One day, Victor sat at a table with me and a couple other kids.
We were working quietly on our math papers. Suddenly Victor
pointed at me and said in a very loud voice, "She just picked her
nose and ate it!"

Of course, everyone looked over and laughed. I was so angry. I
did NOT pick my nose. "What a stupid deaf boy!," I thought.
"Why does that deaf boy always have to be such a jerk?"

Thinking about it now, I wonder if being deaf had anything to do
with his behavior. After all, I was eight years old. All the
boys were stupid back then. They all acted like jerks. But
Victor wasn't just a boy. He was a deaf boy. Somehow that made
it worse.

Or maybe he acted out because he was deaf and never knew what
was going on. He must have been so frustrated all the time.
Maybe he was trying to get attention. Perhaps he viewed the
students' laughter as social approval.

There were two girls I remember so well. Briana was also tall
and had short, dark red hair. She might have been a cute girl
but it was hard to look at her without thinking she was strange
and different.

For one thing, she wore one of those horrible hearing aid
harnesses. She wore it right over her clothes so it was the
first thing you noticed about her.

Then there was her voice. Briana was a good deaf girl. She
tried hard to listen and speak. She wanted to please her
teachers. But her voice was awful. Kids liked to tease her at
recess. They'd get her talking and then laugh as she squealed
and grunted. like a pig. There was nothing intelligent coming
out of her mouth. Still, her teachers would praise and
encourage her to continue talking.

Briana must have felt so lonely and sad. But she kept responding
to the mean kids who teased her. I think she was trying to make
friends. Did she know how much everyone made fun of her? I bet
she did.

Shelley was a year older than me. She was small with long blonde
hair. I guess she was pretty but, she too, wore a mark of
deafness. In her case, it was the biggest hearing aids I have
ever seen. They weighed down on her ears. This made her ears
stick out. She reminded me of Dumbo the flying elephant.

Shelley was in my fifth grade math class. This was not easy
because we never had math at the same time each day. She'd often
arrive late or completely miss math altogether. If she came
early, my teacher would get annoyed.

Unlike Briana, Shelley didn't talk. I don't know if she couldn't
or wouldn't speak. She had an interpreter.
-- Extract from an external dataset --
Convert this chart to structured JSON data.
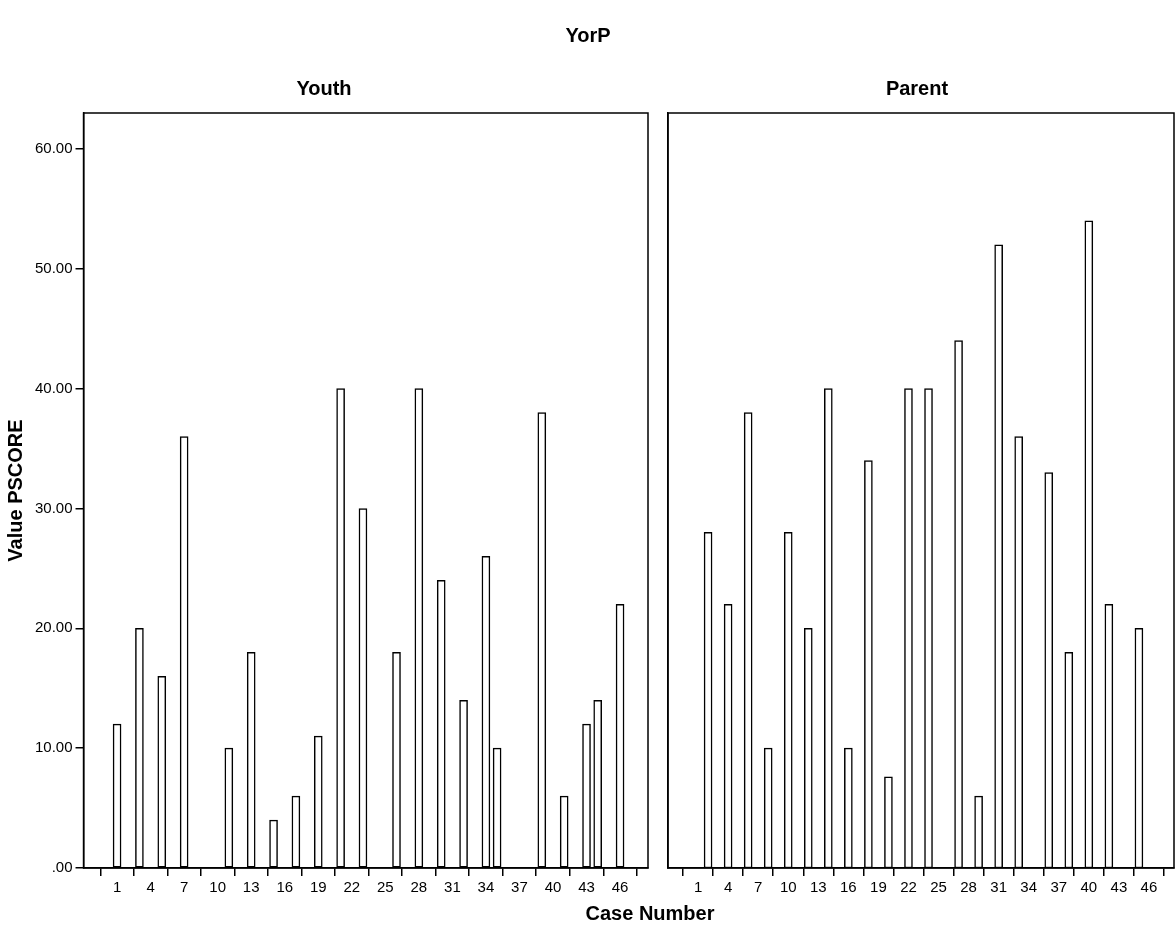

Shelley and the interpreter would enter class and sit off to the
side where they would not disturb anyone. No one ever spoke to
Shelley or acknowledged her presence. The teacher never called
on her. When class was over, she''d quietly leave. It was
almost like she wasn't even there.

Shelley was in sixth grade that year but she had math with my
fifth grade class. Oddly enough, she was considered a great
success because she was mainstreamed into the regular classroom
for a short while. She was working a year behind her grade level
and all she did was sit in our room during one class. What kind
of achievement was that?

When I was in sixth grade, a friend amused us all by bringing in
her old year book. It was fun to look at those pictures from
when we were "little" kids. As a second grader, my friend had
written comments all over her year book: cute boy, jerk, bad
dresser, best friend, and so on.

The class of deaf students didn't even look normal in the year
book. There were only about seven pictures for their entire
class. They didn't even fill up a single row in the year book.
And there was Victor with his obviously grin, Briana with her
harness and Shelley with those huge hearing aids.

What really struck me was what my friend had written above the
pictures. "DEATH KIDS."

Obviously, the eight year old girl couldn't spell to save her
life. But death kids? Somehow it seemed like a fitting label.
They were so different and abnormal. They were the death kids.

When I began losing my hearing, did people point at me and say,
"She's one of the death kids"?

Twenty-five years later, I wonder if they ever escape the
perception and impression of being the death kids. I wonder
what life is like for them now. Is Victor still a jerk? Does
Briana ever speak? Does Shelley have smaller hearing aids now?
Are they happy now or did they grown up to become death adults?